Il est décrit via l’évocation du témoignage de sa meilleure amie, Hanneli GOSLAR, survivante du camp de BERGEN-BELSEN, où sont décédées du typhus Anne et sa sœur Margot. Cette rescapée de l’Holocauste a témoigné toute sa vie, afin que personne n’oublie cette période très sombre de l’Histoire.

Le personnage de Kitty

Ari FOLMAN utilise le personnage de Kitty pour faire le lien entre le passé et le présent, et pour souligner le sort des migrants très souvent rejetés et ignorés par les habitants des métropoles européennes.
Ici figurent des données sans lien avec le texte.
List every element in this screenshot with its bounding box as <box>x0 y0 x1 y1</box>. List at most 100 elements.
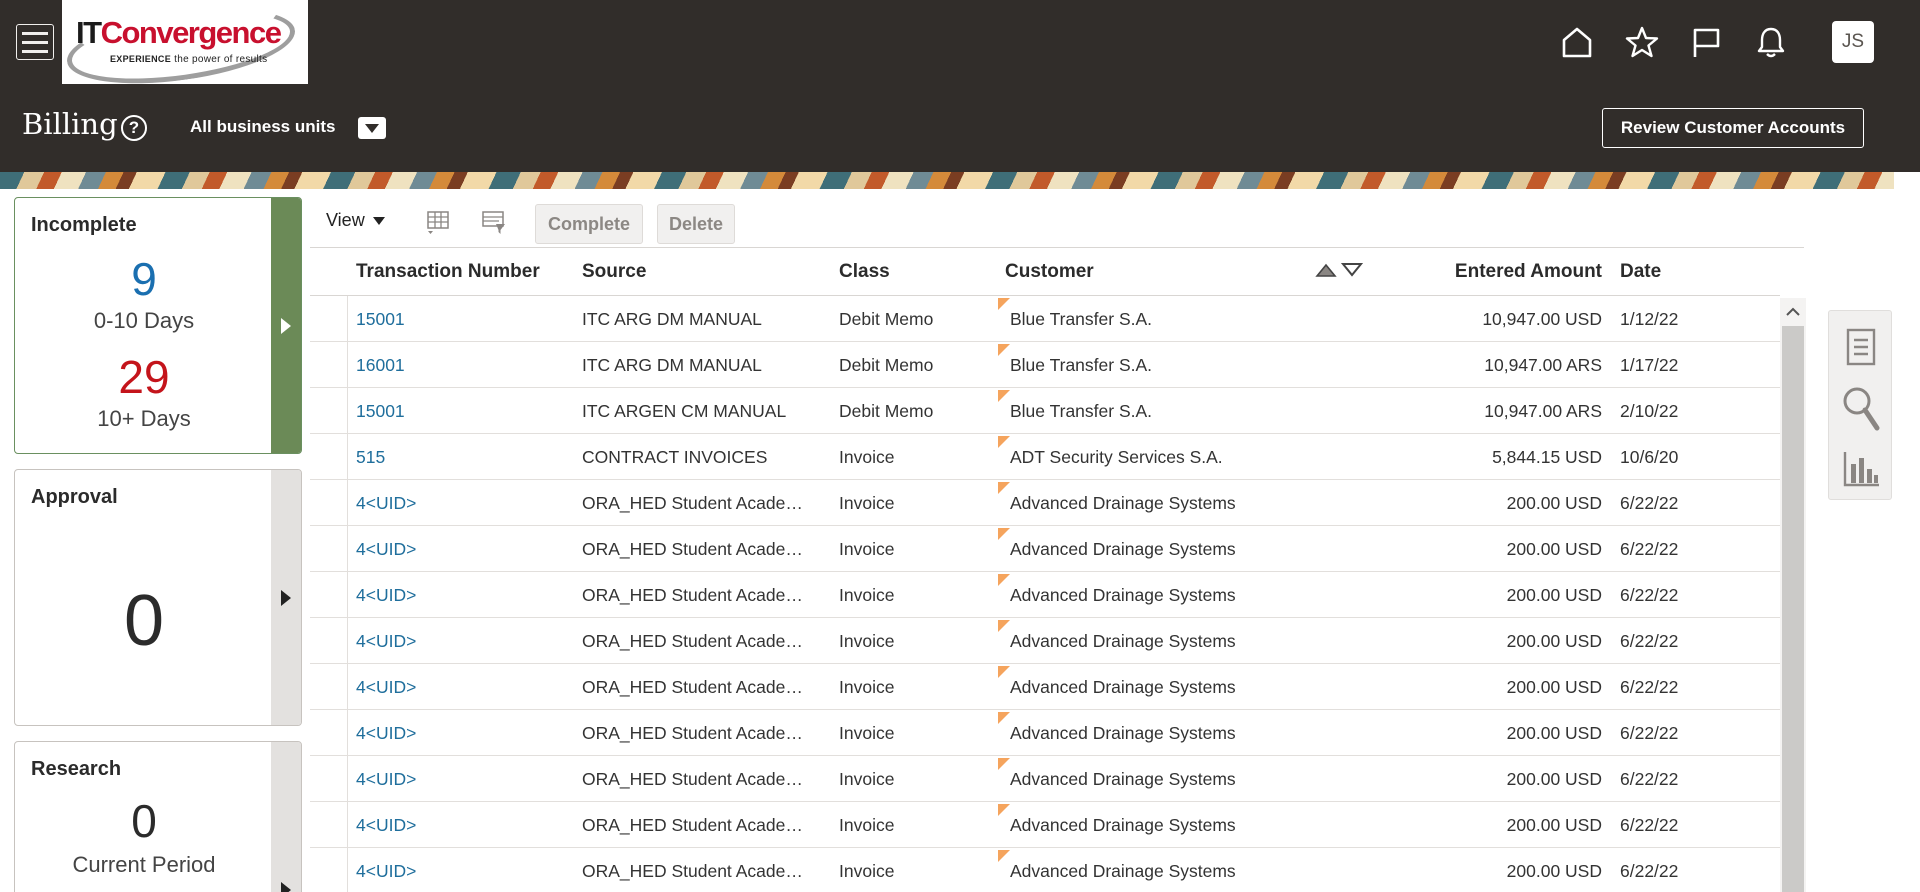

Comme l’a souligné Benoît LETENDRE, la manière (les bons migrants et les méchants policiers) est un peu caricaturale mais a pour objectif de nous faire réfléchir sur nos comportements actuels.

OU EST ANNE FRANK! est également un documentaire remarquable sur la forme…

Images à l’appui, Benoît LETENDRE démontre au public attentif la pertinence des portraits des personnages réalisée par des effets de tapisserie murale, la précision de la  description de l’Annexe  par des plans de coupe, le réalisme des décors (maquettes intégrées)… De même, il nous fait remarquer le contraste entre les scènes du passé, plutôt colorées, et les séquences d’Amsterdam aujourd’hui, avec des images sombres et des couleurs froides.

Les  camps de concentration et la Shoah ne pouvant se représenter aisément, si on en juge par ailleurs par le faible nombre de films réalisé sur ce sujet (LE PIANISTE, LA LISTE DE SCHINDLER ou encore LA VIE EST BELLE), Ari FOLMAN s’appuie sur la mythologie grecque, pour laquelle se passionnait l’adolescente, pour faire référence à cette période la plus horrible de la vie d’Anne FRANK: la représentation des enfers, le dieu Hadès et ses cerbères, l’entrée en barque, l’obligation de se dévêtir… tout suggère de manière très explicite le calvaire enduré par l’adolescente et tous les déportés.

De même la représentation des soldats nazis, inspirée du témoignage de la mère du réalisateur, est assez saisissante: des silhouettes géantes, parfaites, sans expression, avec de longues capes noires… tout le contraire des combattants hétérogènes, habillés de couleurs vives, de l’armée imaginaire de la jeune écrivaine.

Pour conclure cette soirée, Benoît LETENDRE, intarissable sur le sujet, a résumé l’objectif d’Ari FOLMAN:

« recentrer l’histoire d’Anne FRANK sur un message d’humanité, se souvenir d’elle de manière intelligente. Son histoire à elle s’est très mal terminée, c’est le passé, mais aujourd’hui, dans le présent, il est encore possible d’agir et de défendre les vraies valeurs.« 

CINE LAUDON remercie Benoit LETENDRE pour sa passionnante intervention.